The case illustrates a number of significant points:

  • Even companies that are incorporated outside the United States and are not “issuers” can be considered “domestic concerns” subject to the FCPA, if they locate their headquarters in the United States. Paradigm gradually relocated its principal place of operations over several years and was eventually deemed a “domestic concern” as the balance of its operations became US-based.
  • While numerous recent FCPA cases have arisen out of facts discovered during due diligence related to a merger or acquisition, this is the first reported case in which violations were discovered during due diligence in connection with an IPO. This suggests that companies engaged in many kinds of strategic transactions should be alert to FCPA issues in the due diligence process and should train their diligence teams to spot FCPA concerns.
  • The case reflects once again the credit that companies can expect to receive from voluntary disclosure and cooperation. Paradigm paid a relatively small fine in comparative FCPA terms, was subjected to an 18-month rather than a three-year deferral period, and was permitted to enter into a letter agreement rather than a filed Information setting forth potential charges. In addition, Paradigm was not required to engage an independent compliance monitor but was instead permitted to engage its own outside counsel to assess its compliance program and recommend enhancements.
  • The Statement of Facts notes as problematic travel and entertainment expenses that included per diems, cash payments for shopping, dinners, drinks, and one trip to Napa Valley. This suggests that the DOJ remains concerned about what, in its view, constitutes lavish travel and entertainment of government officials.

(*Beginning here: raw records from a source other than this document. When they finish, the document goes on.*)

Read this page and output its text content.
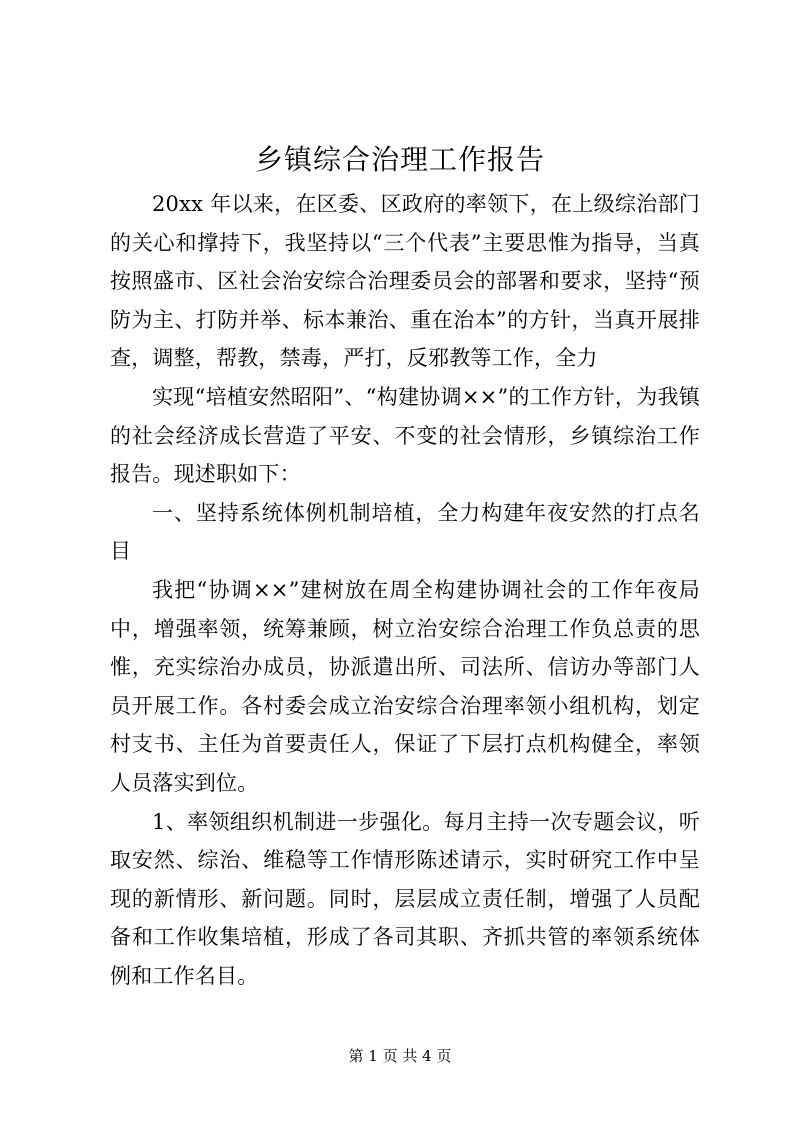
乡镇综合治理工作报告

20xx 年以来，在区委、区政府的率领下，在上级综治部门的关心和撑持下，我坚持以“三个代表”主要思惟为指导，当真按照盛市、区社会治安综合治理委员会的部署和要求，坚持“预防为主、打防并举、标本兼治、重在治本”的方针，当真开展排查，调整，帮教，禁毒，严打，反邪教等工作，全力

实现“培植安然昭阳”、“构建协调××”的工作方针，为我镇的社会经济成长营造了平安、不变的社会情形，乡镇综治工作报告。现述职如下：

一、坚持系统体例机制培植，全力构建年夜安然的打点名目

我把“协调××”建树放在周全构建协调社会的工作年夜局中，增强率领，统筹兼顾，树立治安综合治理工作负总责的思惟，充实综治办成员，协派遣出所、司法所、信访办等部门人员开展工作。各村委会成立治安综合治理率领小组机构，划定村支书、主任为首要责任人，保证了下层打点机构健全，率领人员落实到位。

1、率领组织机制进一步强化。每月主持一次专题会议，听取安然、综治、维稳等工作情形陈述请示，实时研究工作中呈现的新情形、新问题。同时，层层成立责任制，增强了人员配备和工作收集培植，形成了各司其职、齐抓共管的率领系统体例和工作名目。

第 1 页 共 4 页
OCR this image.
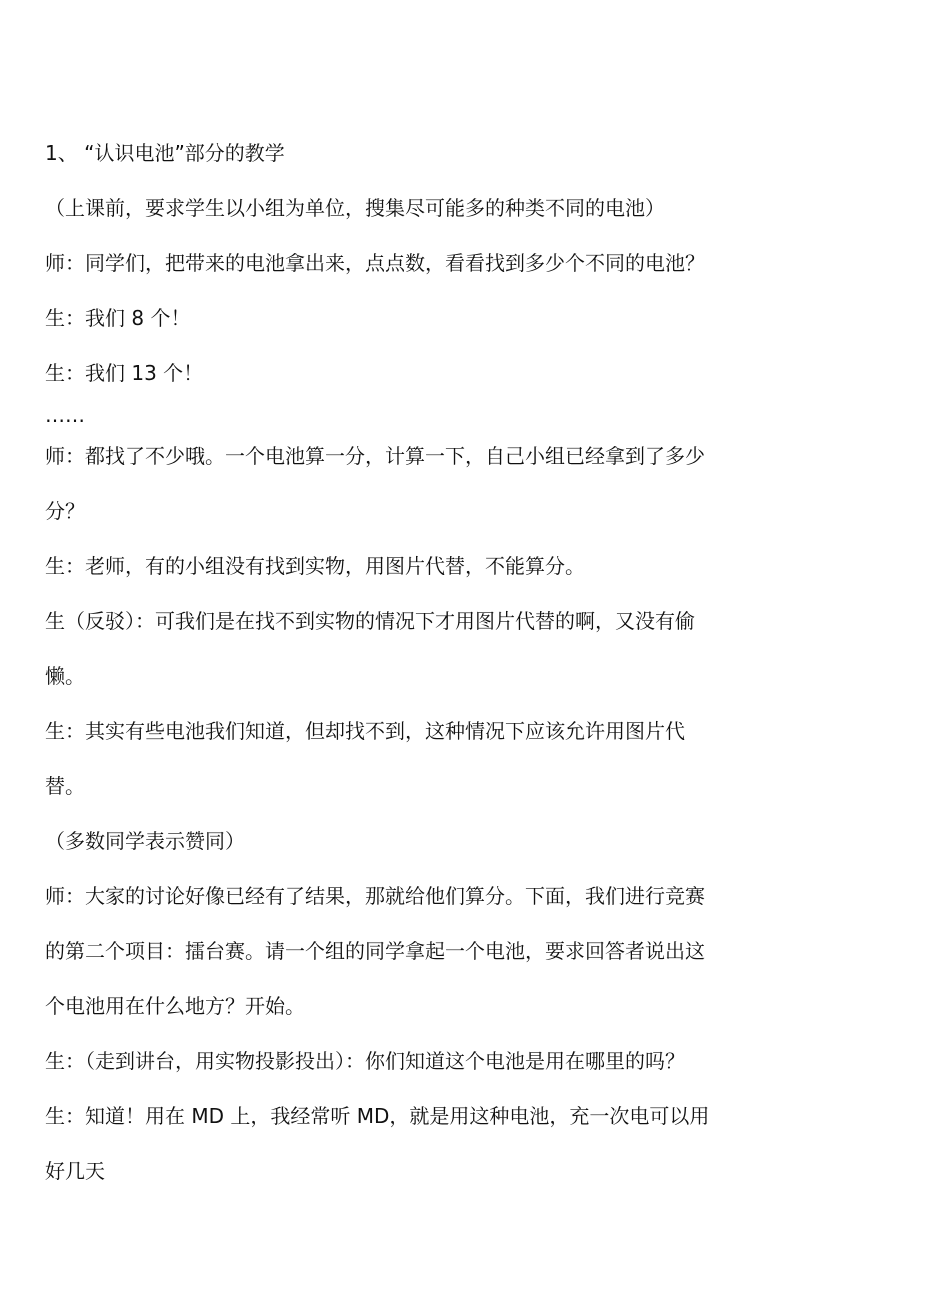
1、 “认识电池”部分的教学
（上课前，要求学生以小组为单位，搜集尽可能多的种类不同的电池）
师：同学们，把带来的电池拿出来，点点数，看看找到多少个不同的电池？
生：我们 8 个！
生：我们 13 个！
……
师：都找了不少哦。一个电池算一分，计算一下，自己小组已经拿到了多少
分？
生：老师，有的小组没有找到实物，用图片代替，不能算分。
生（反驳）：可我们是在找不到实物的情况下才用图片代替的啊，又没有偷
懒。
生：其实有些电池我们知道，但却找不到，这种情况下应该允许用图片代
替。
（多数同学表示赞同）
师：大家的讨论好像已经有了结果，那就给他们算分。下面，我们进行竞赛
的第二个项目：擂台赛。请一个组的同学拿起一个电池，要求回答者说出这
个电池用在什么地方？开始。
生：（走到讲台，用实物投影投出）：你们知道这个电池是用在哪里的吗？
生：知道！用在 MD 上，我经常听 MD，就是用这种电池，充一次电可以用
好几天
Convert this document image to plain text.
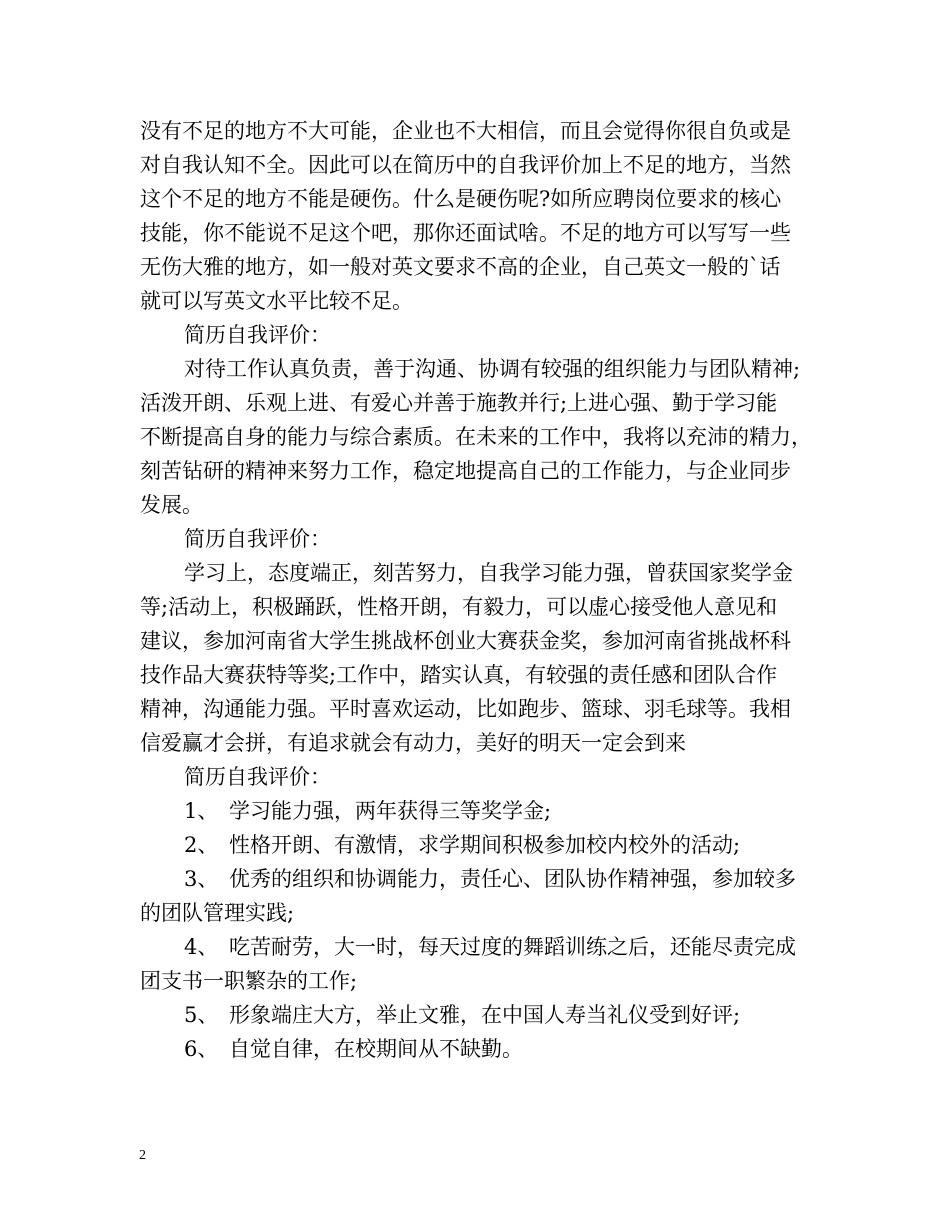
没有不足的地方不大可能，企业也不大相信，而且会觉得你很自负或是
对自我认知不全。因此可以在简历中的自我评价加上不足的地方，当然
这个不足的地方不能是硬伤。什么是硬伤呢?如所应聘岗位要求的核心
技能，你不能说不足这个吧，那你还面试啥。不足的地方可以写写一些
无伤大雅的地方，如一般对英文要求不高的企业，自己英文一般的`话
就可以写英文水平比较不足。
简历自我评价：
对待工作认真负责，善于沟通、协调有较强的组织能力与团队精神;
活泼开朗、乐观上进、有爱心并善于施教并行;上进心强、勤于学习能
不断提高自身的能力与综合素质。在未来的工作中，我将以充沛的精力，
刻苦钻研的精神来努力工作，稳定地提高自己的工作能力，与企业同步
发展。
简历自我评价：
学习上，态度端正，刻苦努力，自我学习能力强，曾获国家奖学金
等;活动上，积极踊跃，性格开朗，有毅力，可以虚心接受他人意见和
建议，参加河南省大学生挑战杯创业大赛获金奖，参加河南省挑战杯科
技作品大赛获特等奖;工作中，踏实认真，有较强的责任感和团队合作
精神，沟通能力强。平时喜欢运动，比如跑步、篮球、羽毛球等。我相
信爱赢才会拼，有追求就会有动力，美好的明天一定会到来
简历自我评价：
1、 学习能力强，两年获得三等奖学金;
2、 性格开朗、有激情，求学期间积极参加校内校外的活动;
3、 优秀的组织和协调能力，责任心、团队协作精神强，参加较多
的团队管理实践;
4、 吃苦耐劳，大一时，每天过度的舞蹈训练之后，还能尽责完成
团支书一职繁杂的工作;
5、 形象端庄大方，举止文雅，在中国人寿当礼仪受到好评;
6、 自觉自律，在校期间从不缺勤。
2
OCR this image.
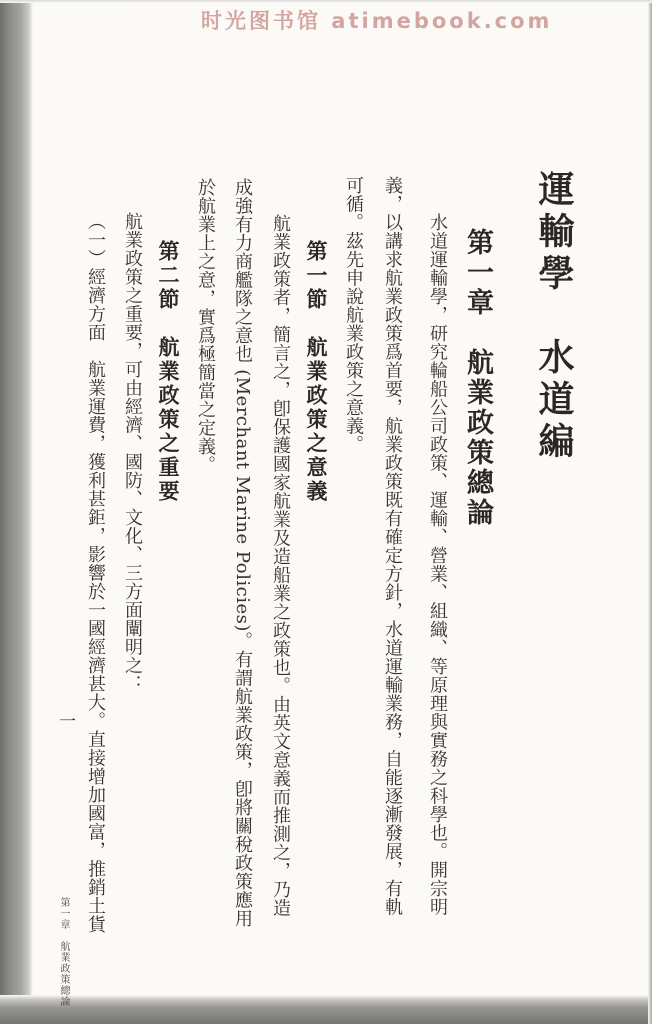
时光图书馆 atimebook.com
運輸學　水道編
第一章　航業政策總論
水道運輸學，研究輪船公司政策、運輸、營業、組織、等原理與實務之科學也。開宗明
義，以講求航業政策爲首要，航業政策既有確定方針，水道運輸業務，自能逐漸發展，有軌
可循。茲先申說航業政策之意義。
第一節　航業政策之意義
航業政策者，簡言之，卽保護國家航業及造船業之政策也。由英文意義而推測之，乃造
成強有力商艦隊之意也 (Merchant Marine Policies)。有謂航業政策，卽將關稅政策應用
於航業上之意，實爲極簡當之定義。
第二節　航業政策之重要
航業政策之重要，可由經濟、國防、文化、三方面闡明之：
（一）經濟方面　航業運費，獲利甚鉅，影響於一國經濟甚大。直接增加國富，推銷土貨
一
第一章　航業政策總論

FCPA Charges in SDNY Reinstated

On May 12, 2006, a federal grand jury indicted Viktor Kozeny, Fredric Bourke and David Pinkerton on charges of conspiring to bribe senior government officials in the Republic of Azerbaijan in order to profit from the privatization of the State Oil Company of the Azerbaijan Republic (SOCAR).[iii] On June 21, 2007, Judge Shira Scheindlin of the Southern District of New York dismissed, on statute of limitations grounds, 11 out of 12 charges against Bourke, and six out of seven charges against Pinkerton, including all FCPA charges in the indictment.[iv] After a request for reconsideration by the government, the court, on July 16, 2007, reinstated three of the eleven counts it previously dismissed, concluding that they were not time barred. The court did not alter its reading of the statute of limitations, but agreed that the counts alleged conduct that occurred within the limitations period.

WilmerHale lawyers regularly speak on legal developments under the Foreign Corrupt Practices Act and related enforcement issues. Below is a listing of upcoming topics and events:

Roger Witten, Partner

  • November 9, 2007: New York City Bar Program on the FCPA
  • November 13-14, 2007: ACI Conference, Alexandria, Virginia

Kimberly Parker, Partner

  • January 24-25, 2008: ACI Conference, FCPA Boot Camp, Houston, Texas

[i] 15 U.S.C. §§ 78dd-1 to -3.

[ii] Id. § 78m(b).

[iii] See August 2007 FCPA Briefing Series.

[iv] While the indictment charged Bourke, Pinkerton, and Kozeny, the charges against Kozeny were not dismissed as the United States is attempting to extradite him from the Bahamas (Kozeny argues that he is not subject to the US antibribery laws and thus cannot be extradited).